My father has already left: he is searching the rocky valleys of Dobrogea for young birds of prey – hawks, eagles, owls, etc. – while I intend to go deeper into the wildernesses of the lower Danube to perform my duties as an ornithologist there in the colonies of herons. My plan arouses great interest, especially in the Ambassador’s wife, and I can only reply, with all my heart, “Come with me!”
Each wearing a sports suit, buttoned up, against the plague of mosquitoes – a wide hat to protect from the sun, food and quinine … we both set off for the adventures, which await us.” (Carpații, 1934, No. 10, p. 253)
I was fascinated and excited to imagine these two women having their adventures in the 1930s in the Danube Delta, ringing chicks.
Silvia Stein von Spiess was born in 1901 in Sibiu as the first daughter of the Austro-Hungarian officer of Bavarian origin, August von Spiess. August von Spiess was the director and master of the Romanian Royal Hunting Office in the 1930s. Silvia had a childhood surrounded by wild animals not only through hunting but also animals raised in the garden of the house (bear cubs, wolf, wild boar), and she took part in the care of eagles and vultures in the household. Silvia became interested in ornithology and researched bird migration and the avifauna of the lower Danube Delta. In 1929 she became a member of the German Ornithological Society (DOG) and corresponded with leading ornithologists of the time. She met and remained in good relations with Romanian ornithologists throughout her life, among them Ion Cătuneanu, who was to organize and lead the Romanian Ornithological Centre (1939-1970). She was the head of the ornithological section of the Royal Hunting Office until 1937 and published in national and international specialist journals.

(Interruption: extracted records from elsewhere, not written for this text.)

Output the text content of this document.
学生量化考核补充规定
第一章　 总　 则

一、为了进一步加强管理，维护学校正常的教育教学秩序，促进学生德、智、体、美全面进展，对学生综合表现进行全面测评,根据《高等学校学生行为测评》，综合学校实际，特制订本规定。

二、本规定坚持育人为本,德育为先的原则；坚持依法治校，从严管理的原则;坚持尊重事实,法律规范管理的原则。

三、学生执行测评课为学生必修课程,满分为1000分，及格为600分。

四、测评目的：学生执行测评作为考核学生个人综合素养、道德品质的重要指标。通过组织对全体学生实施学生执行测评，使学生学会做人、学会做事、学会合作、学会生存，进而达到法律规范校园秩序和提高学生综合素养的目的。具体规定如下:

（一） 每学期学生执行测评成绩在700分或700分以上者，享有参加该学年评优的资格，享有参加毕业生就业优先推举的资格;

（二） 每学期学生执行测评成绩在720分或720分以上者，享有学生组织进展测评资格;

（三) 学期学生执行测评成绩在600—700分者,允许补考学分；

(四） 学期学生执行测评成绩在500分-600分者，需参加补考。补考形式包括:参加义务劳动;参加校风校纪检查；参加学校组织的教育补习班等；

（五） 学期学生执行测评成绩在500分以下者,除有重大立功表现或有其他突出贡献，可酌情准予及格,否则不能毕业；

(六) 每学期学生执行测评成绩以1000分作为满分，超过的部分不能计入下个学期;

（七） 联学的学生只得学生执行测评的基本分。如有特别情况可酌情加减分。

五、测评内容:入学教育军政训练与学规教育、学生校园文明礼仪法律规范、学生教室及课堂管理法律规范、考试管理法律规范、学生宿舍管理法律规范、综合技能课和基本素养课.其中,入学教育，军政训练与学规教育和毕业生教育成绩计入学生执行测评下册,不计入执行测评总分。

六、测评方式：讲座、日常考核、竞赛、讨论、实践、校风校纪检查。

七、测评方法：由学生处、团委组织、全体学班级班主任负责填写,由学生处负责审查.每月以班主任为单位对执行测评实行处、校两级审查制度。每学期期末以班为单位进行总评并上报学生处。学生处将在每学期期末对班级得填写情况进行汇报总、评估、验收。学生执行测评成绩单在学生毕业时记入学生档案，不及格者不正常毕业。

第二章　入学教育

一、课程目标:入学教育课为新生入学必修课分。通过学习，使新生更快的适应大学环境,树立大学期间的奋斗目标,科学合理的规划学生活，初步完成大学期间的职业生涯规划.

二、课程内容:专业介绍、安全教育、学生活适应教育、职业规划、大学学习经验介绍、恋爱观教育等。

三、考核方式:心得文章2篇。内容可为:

In the 1930s, in addition to specialist publications, however, Silvia was a frequent writer for the hunting magazine ‘Carpații’, founded in Cluj in 1933. Here, together with other ornithologists and bird enthusiasts, Silvia urged hunters to help the science of ornithology by reporting migratory and ringed birds and disseminated scientific knowledge about birds through articles written in the magazine. In April 1933, she wrote an article about ringed birds in Romania, explaining:
“One of the most important means of ornithological research is the ringing of birds, in order to determine their flight paths. But what is the use of putting rings on the feet of tens of thousands of birds every year if hunters, to a large extent, do not know that they have a duty to science: to report the captured or shot bird to the address printed on the ring. This is why it is necessary to spread active propaganda to clarify the situation. We owe thanks to some hunters with an interest in science, that in recent years we have been able to collect a number of sightings, which make it possible to note on paper the path of some birds, as is done very intensively in other countries of culture.” (Carpații, 1933, No. 04, p. 21) Thus, the hunting journal ‘Carpații’ becomes a kind of reporting and communication agent between ornithologists, bird enthusiasts and other hunters discussing diverse issues relating to birds, such as migration, the protection of some birds, as well as the correct identification of certain species, the reporting of rings on shot birds, the reporting of the first migratory individuals in spring, or other interesting stories relating to the behaviour of birds.